We can continue to work full-time past the normal retirement age. We can retire
and pick up a part-time job to subsidize retirement income. A relatively new
option we now have is longevity insurance. While life insurance provides benefits
to loved ones when we die, longevity insurance provides benefits to us when
we live! Yes, we can buy an insurance policy that will pay us monthly payments
past our estimated life expectancy. Be sure to get all of the facts on these
policies and understand that the benefits are greater with fewer exceptions
written in the policy. In other words, a longevity policy with death benefits
and access to our money prior to our expected year of death yields greatly reduced
monthly benefits.
Always consult a trusted financial advisor when planning for retirement.
05/24/2007
What Are Reverse Mortgages?
For most of us, the family home is the largest purchase we ever make. Changing
styles and fluctuating home values often present opportunities to upgrade to
that ultimate dream home. No matter how you slice it, we pay a lot of money
for a long period of time on home mortgage loans. It’s a huge investment
that we work hard to have paid off by retirement time. When retirement finally
hits, we’re lucky to have an asset in our home that appreciates in value
with no more monthly payments to make. Sounds great, right?
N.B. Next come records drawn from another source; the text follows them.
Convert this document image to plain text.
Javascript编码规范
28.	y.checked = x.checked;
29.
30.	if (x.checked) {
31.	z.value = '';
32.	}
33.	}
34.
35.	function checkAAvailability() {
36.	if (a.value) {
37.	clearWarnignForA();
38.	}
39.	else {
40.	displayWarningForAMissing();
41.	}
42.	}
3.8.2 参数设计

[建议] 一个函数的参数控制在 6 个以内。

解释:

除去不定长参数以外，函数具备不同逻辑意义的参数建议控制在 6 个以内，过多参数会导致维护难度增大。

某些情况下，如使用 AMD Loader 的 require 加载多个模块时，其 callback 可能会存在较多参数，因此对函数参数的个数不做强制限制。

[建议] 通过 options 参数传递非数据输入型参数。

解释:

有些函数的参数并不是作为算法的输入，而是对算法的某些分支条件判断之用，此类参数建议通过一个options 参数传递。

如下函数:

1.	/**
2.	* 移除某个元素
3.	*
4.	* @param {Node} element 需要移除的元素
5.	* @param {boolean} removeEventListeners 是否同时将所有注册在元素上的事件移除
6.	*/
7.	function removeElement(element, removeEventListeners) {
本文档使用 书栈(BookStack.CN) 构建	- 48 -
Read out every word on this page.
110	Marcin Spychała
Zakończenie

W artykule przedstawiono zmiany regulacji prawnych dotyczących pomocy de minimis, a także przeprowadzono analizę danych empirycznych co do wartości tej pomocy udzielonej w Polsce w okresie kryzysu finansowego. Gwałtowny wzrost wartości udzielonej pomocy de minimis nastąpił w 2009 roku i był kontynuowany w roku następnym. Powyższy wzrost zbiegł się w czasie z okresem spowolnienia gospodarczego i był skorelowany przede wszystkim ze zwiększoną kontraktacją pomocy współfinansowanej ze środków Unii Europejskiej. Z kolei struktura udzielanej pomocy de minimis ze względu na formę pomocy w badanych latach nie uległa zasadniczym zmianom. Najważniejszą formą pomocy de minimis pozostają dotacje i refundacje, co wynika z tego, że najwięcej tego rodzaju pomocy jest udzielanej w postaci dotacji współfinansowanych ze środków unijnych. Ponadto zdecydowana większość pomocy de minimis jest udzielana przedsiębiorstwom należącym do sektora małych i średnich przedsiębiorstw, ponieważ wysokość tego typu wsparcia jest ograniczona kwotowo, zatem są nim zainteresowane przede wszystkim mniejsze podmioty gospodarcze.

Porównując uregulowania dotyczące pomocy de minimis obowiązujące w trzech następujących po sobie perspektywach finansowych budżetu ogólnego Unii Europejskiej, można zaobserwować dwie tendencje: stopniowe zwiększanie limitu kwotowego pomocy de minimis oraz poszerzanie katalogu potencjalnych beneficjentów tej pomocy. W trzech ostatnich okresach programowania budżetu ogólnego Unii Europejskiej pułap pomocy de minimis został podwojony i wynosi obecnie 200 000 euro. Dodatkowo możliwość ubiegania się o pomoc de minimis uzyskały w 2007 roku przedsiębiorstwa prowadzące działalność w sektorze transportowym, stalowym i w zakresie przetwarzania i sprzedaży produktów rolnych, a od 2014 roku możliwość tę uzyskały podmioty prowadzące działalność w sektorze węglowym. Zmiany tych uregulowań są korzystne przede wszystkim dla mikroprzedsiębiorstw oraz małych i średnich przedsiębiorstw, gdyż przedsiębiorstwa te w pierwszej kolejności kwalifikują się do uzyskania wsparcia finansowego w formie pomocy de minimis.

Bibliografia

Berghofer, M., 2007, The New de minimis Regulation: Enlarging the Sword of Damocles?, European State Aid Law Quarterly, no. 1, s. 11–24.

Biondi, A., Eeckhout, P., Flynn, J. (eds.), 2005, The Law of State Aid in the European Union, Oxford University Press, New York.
What about the equity in your home? You have paid hard-earned money for many
years to support the value of your home. What if, during retirement, you need
cash for living expenses? A reverse mortgage presents an opportunity to tap
the equity in your home without having to pay monthly payments. Let’s
discuss how reverse mortgages work.
A reverse mortgage basically converts the equity in your home to tax free
income. You must be 62 years old to obtain a reverse mortgage. You sign the
paperwork and continue to live in your home while receiving either a lump sum
of money, fixed monthly payments, or a line of credit to use as you wish. The
amount you can borrow depends on the value of your home, your age, and the interest
rate that will be charged. The older you are, the more you can borrow because
the mortgage company will figure the interest and fees due back to them for
a shorter period of time until your death – based on calculations of your
life expectancy. If you are younger, the mortgage company has to include more
years of interest and fees to be paid back along with your mortgage loan amount,
so the amount of your loan would be less. The amount of your loan, plus interest
and fees are paid off when your house is sold. You or your heirs will get the
difference in the sales price of your home and the reverse mortgage payoff.
If contemplating this product, get an attorney or trusted mortgage professional
to review the contract terms with you. Beware of non-interest fees that can run
between 10-20% of your loan amount. And measure this product against other financial
options before you sign the dotted line.